Четырехлетний мальчик умирает «от недостатка пищи и других средств» вместе с матерью. За один год в Грейстоке умирает 62 человека – при этом не заключается ни одного брака и рождается всего три ребенка. Вы услышите рассказ о муже, который ушел из дома, прошел несколько сотен миль, чтобы найти работу, через пару месяцев вернулся с деньгами и обнаружил, что его жена и дети уже умерли[84]. Теперь вы понимаете, почему столько народу в 90-е годы ушло пешком в Кент с севера Англии, как мы видели во второй главе.
Если вам нечего есть, можете попробовать заняться браконьерством. Но будьте осторожны: это очень рискованно. Если вы заберете чужую корову, это воровство, а воровство – тяжкое уголовное преступление, карающееся смертной казнью. Убивать диких животных, живущих на чужой земле, тоже незаконно; даже если вы выловите из реки всего одну рыбу, вас могут оштрафовать на целый шиллинг, а то и больше. Вас вряд ли повесят, если вы убьете, например, кролика; тем не менее вас ждет штраф, втрое превышающий стоимость животного, и тюремное заключение сроком на три месяца, а еще вас заставят дать расписку о примерном поведении в будущем. Если вы попадетесь снова, то наказание ужесточится. Если на вас нападет егерь и вы станете защищаться, то вас могут обвинить в физическом насилии. Если же вы причините ему увечье, то вас и вовсе повесят.
Если вы хотите знать, в какие годы в Англию отправиться лучше всего, а каких стоит всеми силами избегать, вот вам небольшой список крайностей. Еоды величайшего изобилия – то есть те, когда цена на зерно была не менее чем на 20 процентов ниже среднего, – 1564, 1566, 1569–1571, 1583–1584, 1587–1588, 1592–1593 и 1602; лучшие из них – 1592 и 1593, когда цены на зерно составляли 56 и 65 процентов от средней соответственно. В 1592 году в стране было столько зерна, что Фрэнсис Бэкон с гордостью объявил, что Англия теперь может прокормить не только себя, но и другие страны. Он накликал беду: вскоре последовал сильнейший голод. В 1594 году урожай вышел плохим, в 1595-м – хуже, в следующем году – еще хуже: стоимость пшеницы составила 170 процентов от средней, овса – 191 процент, а рожь вообще пришлось ввозить из Дании. Другие плохие годы, когда цена на зерно более чем на 20 процентов превышала скользящее среднее, – 1573, 1586 и 1600. 1590 год был не лучше, тогда ситуацию усугубили еще и высокие цены на скот. Цены на животные продукты достигли новых высот и так больше и не уменьшились.
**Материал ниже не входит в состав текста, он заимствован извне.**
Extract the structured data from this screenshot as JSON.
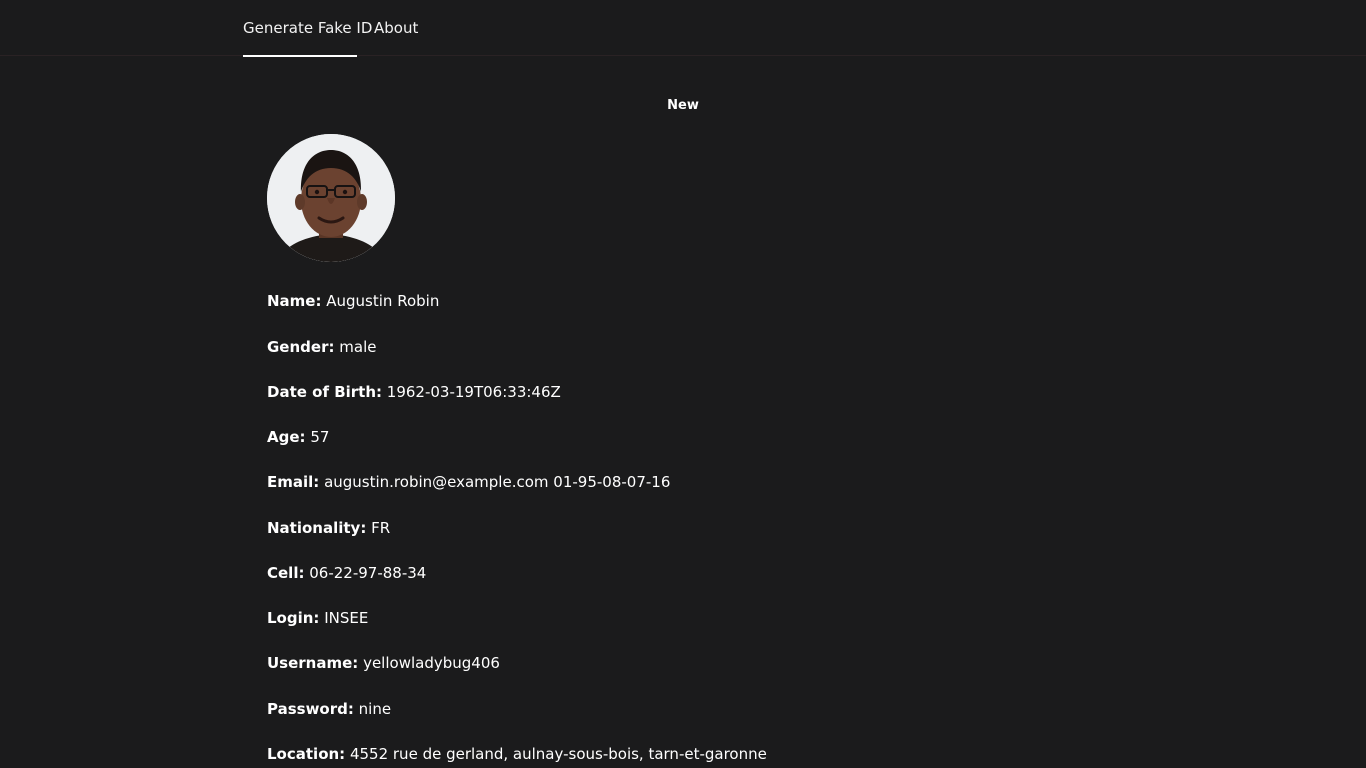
{
  "nav": {
    "tabs": [
      {
        "label": "Generate Fake ID",
        "active": true
      },
      {
        "label": "About",
        "active": false
      }
    ]
  },
  "actions": {
    "new_label": "New"
  },
  "profile": {
    "avatar_icon": "person-photo",
    "fields": [
      {
        "label": "Name:",
        "value": "Augustin Robin"
      },
      {
        "label": "Gender:",
        "value": "male"
      },
      {
        "label": "Date of Birth:",
        "value": "1962-03-19T06:33:46Z"
      },
      {
        "label": "Age:",
        "value": "57"
      },
      {
        "label": "Email:",
        "value": "augustin.robin@example.com 01-95-08-07-16"
      },
      {
        "label": "Nationality:",
        "value": "FR"
      },
      {
        "label": "Cell:",
        "value": "06-22-97-88-34"
      },
      {
        "label": "Login:",
        "value": "INSEE"
      },
      {
        "label": "Username:",
        "value": "yellowladybug406"
      },
      {
        "label": "Password:",
        "value": "nine"
      },
      {
        "label": "Location:",
        "value": "4552 rue de gerland, aulnay-sous-bois, tarn-et-garonne"
      }
    ]
  },
  "colors": {
    "background": "#1b1b1c",
    "text": "#ffffff",
    "active_tab_underline": "#ffffff"
  }
}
В подобных условиях очень важно правильно хранить еду. Главное правило – хранить разную еду в разных местах: сухую пищу можно хранить в буфетной комнате (pantry) с хлебом и сухим льном; влажную – в «масляной кладовой» (buttery). Вино нужно держать отдельно от мяса, а погреба для хранения еды лучше не использовать – там слишком сыро. Летом мясо нужно варить в кипящей воде, чтобы оно оставалось свежим, а потом – хранить в холодном подвале, вымочив в смеси уксуса, можжевеловых семян и соли. У большинства йоменов есть чаны и прессы для производства сыра – это важный источник белка во время долгой зимы. У многих владельцев скота есть большие корыта для засаливания мяса или вымачивания его в рассоле. Вильям Горман дает и другие советы по хранению мяса. «Место, где хранится мясо, должно быть очень холодным и сухим и недоступным для солнечных лучей, иначе оно быстро испортится и станет дурно пахнуть, – пишет он и добавляет: – Сосуды для хранения мяса должны быть сделаны из глины или стекла; не стоит использовать большие сосуды – лучше пусть они будут маленькими, но многочисленными, чистыми или хорошо просмоленными».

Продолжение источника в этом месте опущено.